The study, the subject of a report released by the Africa bureau of the United Nations Development Programme (UNDP), names the southern African nations where income inequality is worst as being South Africa, Botswana, Namibia, Zambia and Lesotho.

In contrast, it says income is more equitably distributed in countries in which agriculture plays a more prominent role in economies.

Countries like Burkina Faso, Mali, Niger, Burundi, and Guinea, which are characterized by egalitarian access to land for productive engagement, especially in agriculture, appear to be performing better and rank among the most equal in the world, it says.

Moreover, the study adds, the inequality in southern and central African countries where the oil and mining sectors are important is getting worse, while the gap between rich and poor is narrowing in countries where agriculture dominates - mostly in west Africa.

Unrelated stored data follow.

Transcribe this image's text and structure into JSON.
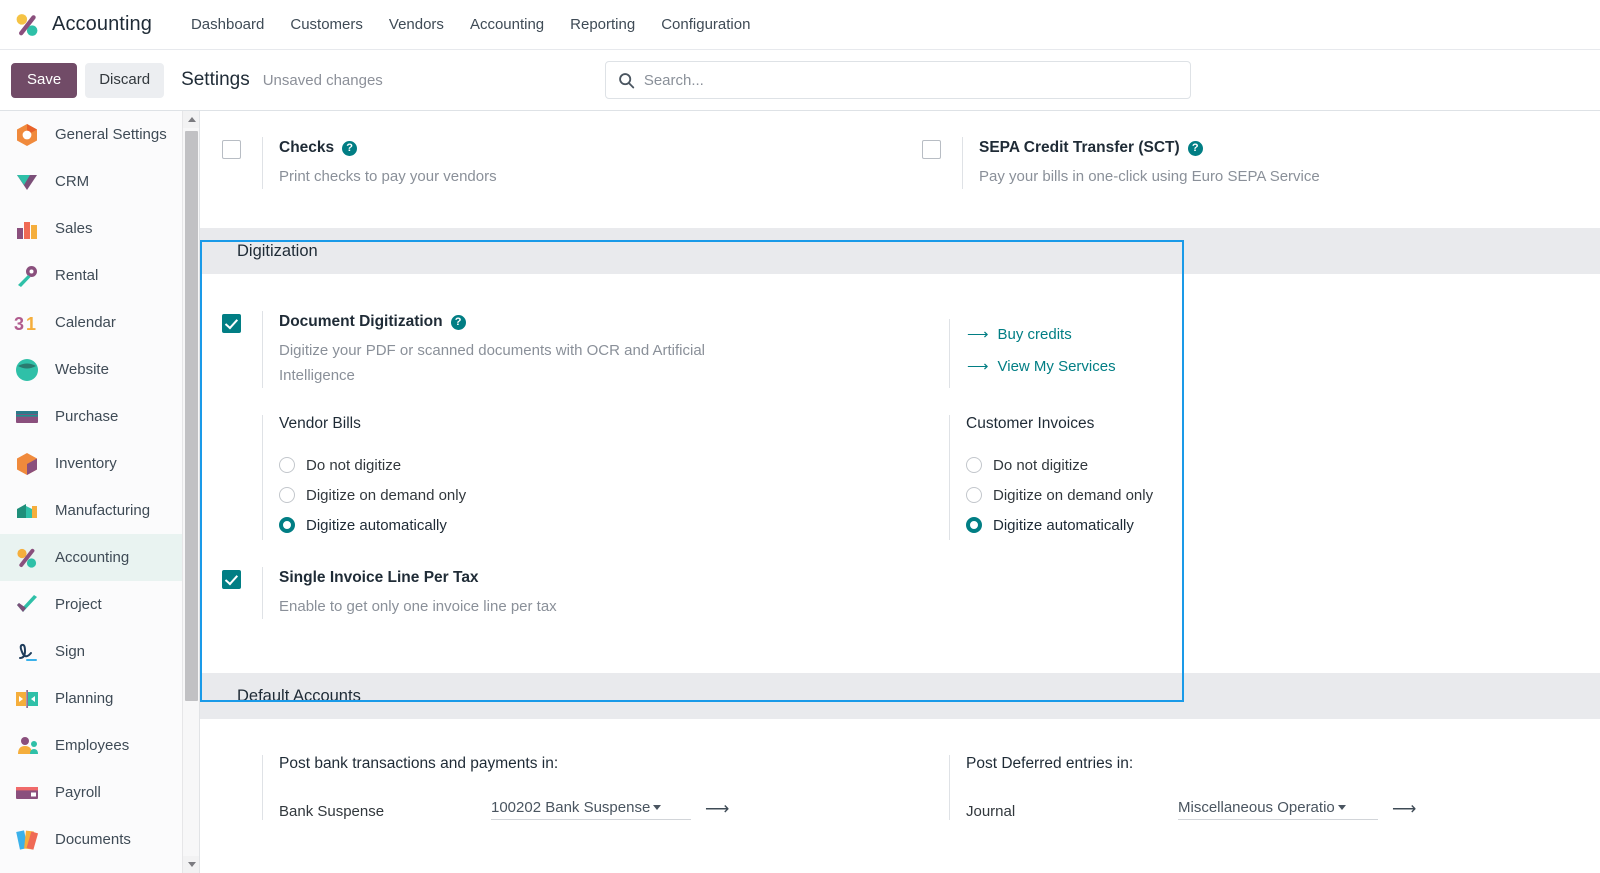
{
  "app": {
    "name": "Accounting",
    "logo_icon": "accounting-percent-logo"
  },
  "navbar": {
    "menus": [
      {
        "label": "Dashboard"
      },
      {
        "label": "Customers"
      },
      {
        "label": "Vendors"
      },
      {
        "label": "Accounting"
      },
      {
        "label": "Reporting"
      },
      {
        "label": "Configuration"
      }
    ]
  },
  "control_panel": {
    "save_label": "Save",
    "discard_label": "Discard",
    "breadcrumb": "Settings",
    "dirty_text": "Unsaved changes",
    "search_placeholder": "Search...",
    "search_value": "",
    "search_icon": "search-icon"
  },
  "sidebar": {
    "items": [
      {
        "label": "General Settings",
        "icon": "general-settings-icon",
        "active": false
      },
      {
        "label": "CRM",
        "icon": "crm-icon",
        "active": false
      },
      {
        "label": "Sales",
        "icon": "sales-icon",
        "active": false
      },
      {
        "label": "Rental",
        "icon": "rental-icon",
        "active": false
      },
      {
        "label": "Calendar",
        "icon": "calendar-icon",
        "active": false
      },
      {
        "label": "Website",
        "icon": "website-icon",
        "active": false
      },
      {
        "label": "Purchase",
        "icon": "purchase-icon",
        "active": false
      },
      {
        "label": "Inventory",
        "icon": "inventory-icon",
        "active": false
      },
      {
        "label": "Manufacturing",
        "icon": "manufacturing-icon",
        "active": false
      },
      {
        "label": "Accounting",
        "icon": "accounting-icon",
        "active": true
      },
      {
        "label": "Project",
        "icon": "project-icon",
        "active": false
      },
      {
        "label": "Sign",
        "icon": "sign-icon",
        "active": false
      },
      {
        "label": "Planning",
        "icon": "planning-icon",
        "active": false
      },
      {
        "label": "Employees",
        "icon": "employees-icon",
        "active": false
      },
      {
        "label": "Payroll",
        "icon": "payroll-icon",
        "active": false
      },
      {
        "label": "Documents",
        "icon": "documents-icon",
        "active": false
      }
    ],
    "scroll_up_icon": "scroll-up-arrow-icon",
    "scroll_down_icon": "scroll-down-arrow-icon"
  },
  "payments": {
    "checks": {
      "title": "Checks",
      "description": "Print checks to pay your vendors",
      "checked": false,
      "help_icon": "help-icon"
    },
    "sepa": {
      "title": "SEPA Credit Transfer (SCT)",
      "description": "Pay your bills in one-click using Euro SEPA Service",
      "checked": false,
      "help_icon": "help-icon"
    }
  },
  "digitization": {
    "section_title": "Digitization",
    "highlighted": true,
    "highlight_color": "#1a9ae8",
    "document_digitization": {
      "title": "Document Digitization",
      "description": "Digitize your PDF or scanned documents with OCR and Artificial Intelligence",
      "checked": true,
      "help_icon": "help-icon"
    },
    "links": [
      {
        "label": "Buy credits",
        "icon": "arrow-right-icon"
      },
      {
        "label": "View My Services",
        "icon": "arrow-right-icon"
      }
    ],
    "vendor_bills": {
      "group_title": "Vendor Bills",
      "options": [
        {
          "label": "Do not digitize",
          "selected": false
        },
        {
          "label": "Digitize on demand only",
          "selected": false
        },
        {
          "label": "Digitize automatically",
          "selected": true
        }
      ]
    },
    "customer_invoices": {
      "group_title": "Customer Invoices",
      "options": [
        {
          "label": "Do not digitize",
          "selected": false
        },
        {
          "label": "Digitize on demand only",
          "selected": false
        },
        {
          "label": "Digitize automatically",
          "selected": true
        }
      ]
    },
    "single_invoice_line": {
      "title": "Single Invoice Line Per Tax",
      "description": "Enable to get only one invoice line per tax",
      "checked": true
    }
  },
  "default_accounts": {
    "section_title": "Default Accounts",
    "bank": {
      "group_title": "Post bank transactions and payments in:",
      "field_label": "Bank Suspense",
      "field_value": "100202 Bank Suspense",
      "caret_icon": "chevron-down-icon",
      "internal_link_icon": "arrow-right-icon"
    },
    "deferred": {
      "group_title": "Post Deferred entries in:",
      "field_label": "Journal",
      "field_value": "Miscellaneous Operatio",
      "caret_icon": "chevron-down-icon",
      "internal_link_icon": "arrow-right-icon"
    }
  },
  "theme": {
    "brand_purple": "#714b67",
    "accent_teal": "#017e84",
    "highlight_blue": "#1a9ae8",
    "band_gray": "#e9eaed"
  }
}
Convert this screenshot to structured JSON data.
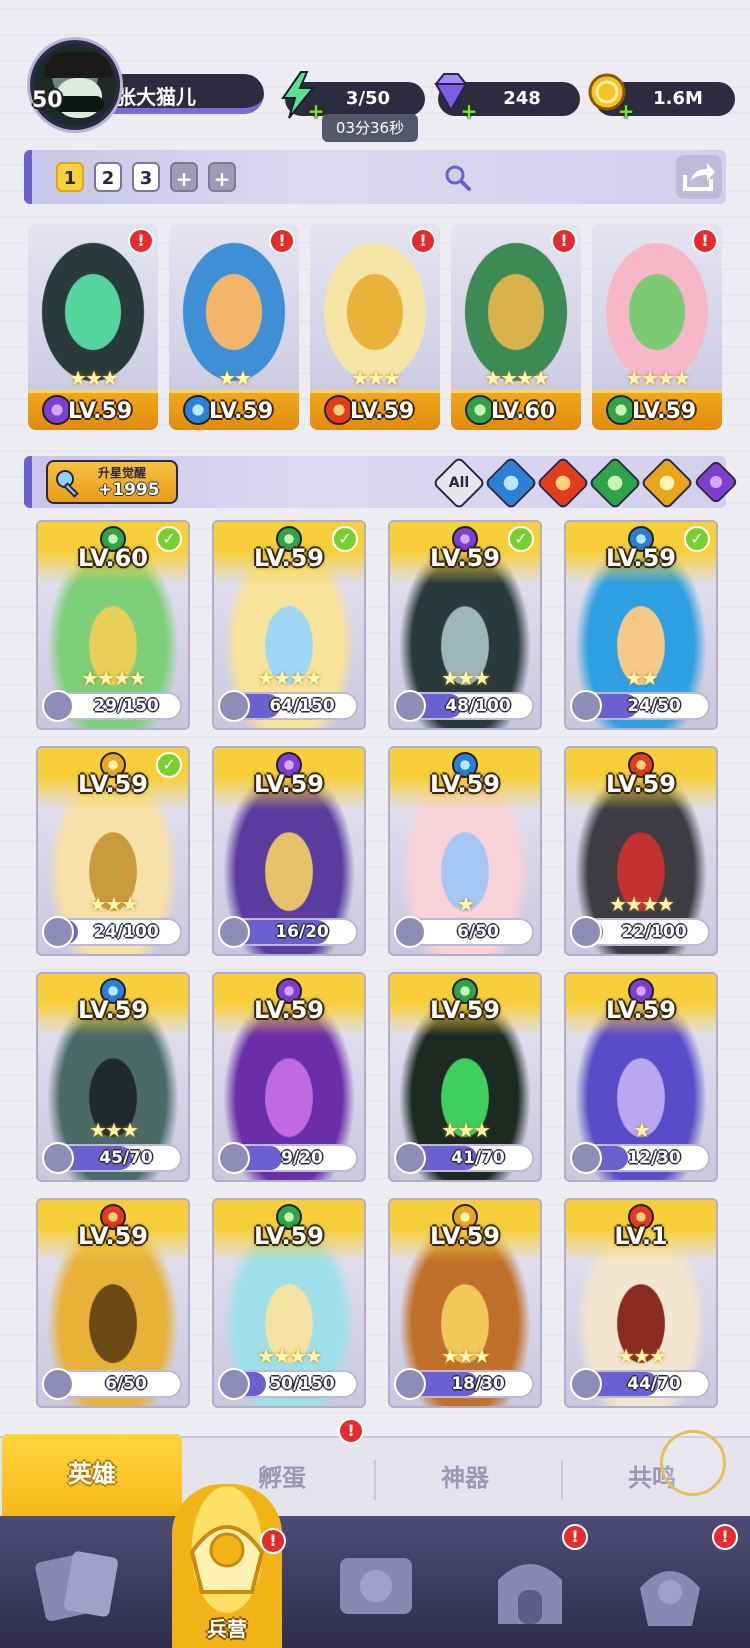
{
  "player": {
    "level": "50",
    "name": "张大猫儿"
  },
  "resources": {
    "energy": "3/50",
    "energy_timer": "03分36秒",
    "gems": "248",
    "coins": "1.6M"
  },
  "team_tabs": [
    "1",
    "2",
    "3",
    "+",
    "+"
  ],
  "team_tabs_active": "1",
  "team": [
    {
      "level": "LV.59",
      "stars": 3,
      "element": "dark",
      "alert": "!",
      "palette": [
        "#2a3a3a",
        "#55d6a0"
      ]
    },
    {
      "level": "LV.59",
      "stars": 2,
      "element": "water",
      "alert": "!",
      "palette": [
        "#3e8fd6",
        "#f3b56a"
      ]
    },
    {
      "level": "LV.59",
      "stars": 3,
      "element": "fire",
      "alert": "!",
      "palette": [
        "#f5e6a8",
        "#e9b23a"
      ]
    },
    {
      "level": "LV.60",
      "stars": 4,
      "element": "wind",
      "alert": "!",
      "palette": [
        "#3c8a54",
        "#d8b24a"
      ]
    },
    {
      "level": "LV.59",
      "stars": 4,
      "element": "wind",
      "alert": "!",
      "palette": [
        "#f6b8c8",
        "#7acb74"
      ]
    }
  ],
  "filter": {
    "star_awaken_label": "升星觉醒",
    "star_awaken_count": "+1995",
    "all_label": "All",
    "elements": [
      "water",
      "fire",
      "wind",
      "light",
      "dark"
    ]
  },
  "heroes": [
    {
      "level": "LV.60",
      "element": "wind",
      "checked": true,
      "stars": 4,
      "frag": "29/150",
      "progress": 0.19,
      "palette": [
        "#7ecf7a",
        "#e8cf5a"
      ]
    },
    {
      "level": "LV.59",
      "element": "wind",
      "checked": true,
      "stars": 4,
      "frag": "64/150",
      "progress": 0.43,
      "palette": [
        "#f7e39a",
        "#9fd7f5"
      ]
    },
    {
      "level": "LV.59",
      "element": "dark",
      "checked": true,
      "stars": 3,
      "frag": "48/100",
      "progress": 0.48,
      "palette": [
        "#2a3a3a",
        "#9fb6b8"
      ]
    },
    {
      "level": "LV.59",
      "element": "water",
      "checked": true,
      "stars": 2,
      "frag": "24/50",
      "progress": 0.48,
      "palette": [
        "#2e9fe0",
        "#f6c98a"
      ]
    },
    {
      "level": "LV.59",
      "element": "light",
      "checked": true,
      "stars": 3,
      "frag": "24/100",
      "progress": 0.24,
      "palette": [
        "#f6e1a8",
        "#c99a3e"
      ]
    },
    {
      "level": "LV.59",
      "element": "dark",
      "checked": false,
      "stars": 0,
      "frag": "16/20",
      "progress": 0.8,
      "palette": [
        "#5a3c9e",
        "#e6c36a"
      ]
    },
    {
      "level": "LV.59",
      "element": "water",
      "checked": false,
      "stars": 1,
      "frag": "6/50",
      "progress": 0.12,
      "palette": [
        "#f6d3d8",
        "#a7c6f2"
      ]
    },
    {
      "level": "LV.59",
      "element": "fire",
      "checked": false,
      "stars": 4,
      "frag": "22/100",
      "progress": 0.22,
      "palette": [
        "#3c3c42",
        "#c23030"
      ]
    },
    {
      "level": "LV.59",
      "element": "water",
      "checked": false,
      "stars": 3,
      "frag": "45/70",
      "progress": 0.64,
      "palette": [
        "#4a6a66",
        "#1f2a2a"
      ]
    },
    {
      "level": "LV.59",
      "element": "dark",
      "checked": false,
      "stars": 0,
      "frag": "9/20",
      "progress": 0.45,
      "palette": [
        "#6a2ea8",
        "#c069e0"
      ]
    },
    {
      "level": "LV.59",
      "element": "wind",
      "checked": false,
      "stars": 3,
      "frag": "41/70",
      "progress": 0.59,
      "palette": [
        "#1c2a22",
        "#3fcf5e"
      ]
    },
    {
      "level": "LV.59",
      "element": "dark",
      "checked": false,
      "stars": 1,
      "frag": "12/30",
      "progress": 0.4,
      "palette": [
        "#5a4cc8",
        "#b8a8f2"
      ]
    },
    {
      "level": "LV.59",
      "element": "fire",
      "checked": false,
      "stars": 0,
      "frag": "6/50",
      "progress": 0.12,
      "palette": [
        "#e8b23a",
        "#6b4a14"
      ]
    },
    {
      "level": "LV.59",
      "element": "wind",
      "checked": false,
      "stars": 4,
      "frag": "50/150",
      "progress": 0.33,
      "palette": [
        "#9fe0e8",
        "#f4e2a2"
      ]
    },
    {
      "level": "LV.59",
      "element": "light",
      "checked": false,
      "stars": 3,
      "frag": "18/30",
      "progress": 0.6,
      "palette": [
        "#c0702a",
        "#f1c85a"
      ]
    },
    {
      "level": "LV.1",
      "element": "fire",
      "checked": false,
      "stars": 3,
      "frag": "44/70",
      "progress": 0.63,
      "palette": [
        "#f2e6d0",
        "#8a2a20"
      ]
    }
  ],
  "subtabs": [
    {
      "label": "英雄",
      "active": true
    },
    {
      "label": "孵蛋",
      "active": false,
      "alert": "!"
    },
    {
      "label": "神器",
      "active": false
    },
    {
      "label": "共鸣",
      "active": false
    }
  ],
  "nav": [
    {
      "label": "",
      "icon": "cards-icon"
    },
    {
      "label": "兵营",
      "icon": "barracks-icon",
      "active": true,
      "alert": "!"
    },
    {
      "label": "",
      "icon": "map-icon"
    },
    {
      "label": "",
      "icon": "temple-icon",
      "alert": "!"
    },
    {
      "label": "",
      "icon": "shop-icon",
      "alert": "!"
    }
  ],
  "colors": {
    "accent": "#6c5fcf",
    "gold": "#f5b917",
    "alert": "#e52b2b",
    "check": "#78cf2e"
  }
}
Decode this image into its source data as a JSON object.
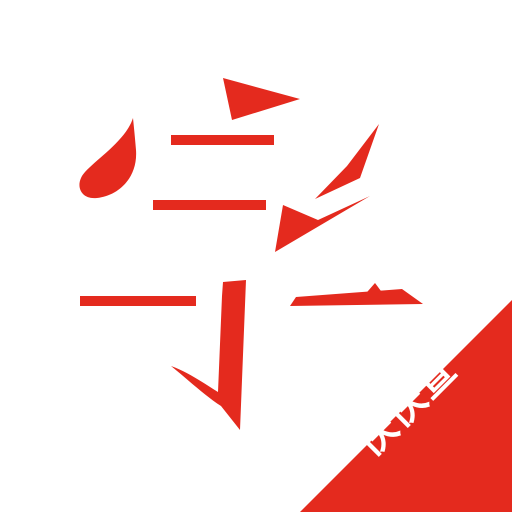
{
  "icon": {
    "ribbon": {
      "label": "快快查"
    }
  },
  "colors": {
    "accent": "#e42a1e",
    "background": "#ffffff",
    "ribbon_text": "#ffffff"
  },
  "icons": {
    "logo": "stylized-zi-character-icon"
  }
}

The UNDP says the study, which has produced a 440-page report, Income Inequality Trends in sub-Saharan Africa: Divergence, Determinants, and Consequences, is the first of its kind in Africa.

Comparing income inequality across-the-board in Africa to that globally, the agency says that despite the growth in gross domestic product in recent years and an overall reduction in income inequality, sub-Saharan Africa remains one of most unequal regions in the world.

The agency cited government tax policies as contributing to inequality when they fail to redistribute spending to areas such as health, education and social protection for the vulnerable and marginalised.

And the report said policies which reduce poverty do not necessarily reduce income inequality: For instance, quality education and enhanced productivity are potent tools for poverty reduction, yet if unaccompanied by progressive taxation and well-targetted social protection, they could accelerate income disparities.

As well as calling for better social protection for the poor, it said policies to promote industrialisation and increase the productivity of the informal sector of the economy are needed.

To achieve the (UN's) Sustainable Development Goals, governments, private sector actors, civil society organisations and development partners must focus on rapidly reducing poverty and income disparities simultaneously, the report concluded.